Los cambios de estilo de vida son la primera línea para todas y refuerzan cualquier tratamiento: identificar y evitar los desencadenantes (bebidas calientes, cafeína, alcohol, picante, estrés), vestir por capas, mantener el dormitorio fresco, hacer ejercicio regular y practicar respiración pautada o terapia cognitivo-conductual (TCC), la técnica no farmacológica con más evidencia. En cambio, los suplementos de herbolario (isoflavonas de soja, cohosh negro, trébol rojo) tienen una evidencia débil e inconsistente según la AEEM; lo "natural" no equivale a seguro ni a eficaz, y pueden interaccionar con otros tratamientos. Tienes el detalle de qué ayuda y qué no en remedios caseros y naturales para los sofocos.

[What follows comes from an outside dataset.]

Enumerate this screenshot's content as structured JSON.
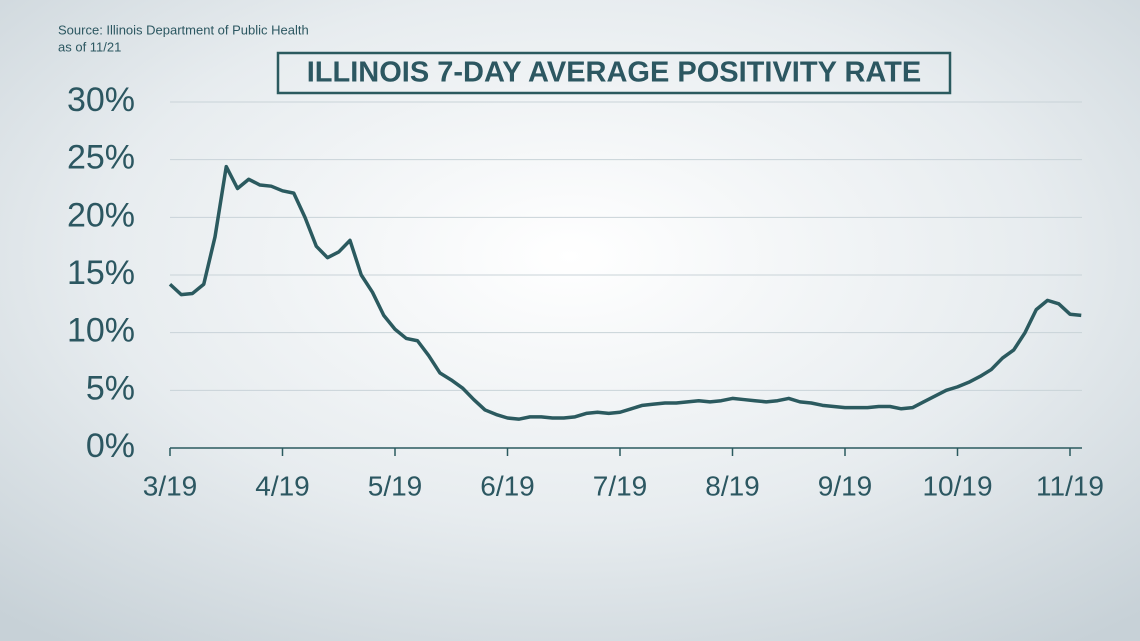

Para elegir mejor entre estas vías, llevar un registro de tus sofocos, sueño y estado de ánimo ayuda a ver patrones y a compartir un informe claro con tu médica. La app Avenaia te permite hacerlo en segundos.
Si son leves, empieza por los cambios de estilo de vida (evitar desencadenantes, respiración pautada, vestir por capas). Si son moderados o intensos y afectan a tu sueño o a tu día a día, habla con tu médica sobre la terapia hormonal —la más eficaz— o, si no es una opción para ti, sobre los tratamientos no hormonales con receta. Llevar un registro de tus síntomas te ayudará a decidir y a aprovechar la consulta.
Sí, con el tiempo los sofocos tienden a disminuir en frecuencia e intensidad hasta desaparecer para la mayoría de las mujeres. Sin embargo, el tiempo que tardan varía enormemente y un tratamiento puede mejorar significativamente la calidad de vida durante los años en que son más intensos.
La progesterona micronizada oral puede tener un efecto modesto en la reducción de los sofocos y a veces se considera una opción para mujeres que no pueden tomar estrógenos. No obstante, es el estrógeno el componente principal de la THM responsable de aliviar eficazmente los síntomas vasomotores.
Generalmente se consideran seguros a corto plazo, pero deben usarse con precaución. Es fundamental consultar a un profesional sanitario antes de empezar a tomarlos, especialmente en mujeres con antecedentes de cáncer hormonodependiente, ya que su efecto fitoestrogénico no está completamente aclarado.
Cuando sientas que empieza un sofoco, intenta practicar la respiración pautada: inhala lentamente por la nariz contando hasta cuatro y exhala lentamente por la boca contando hasta seis. Beber un sorbo de agua fría y buscar un lugar más fresco también puede ayudar a reducir su intensidad y duración.
Este artículo se apoya en organismos y sociedades científicas de referencia. Consulta siempre a tu profesional sanitario.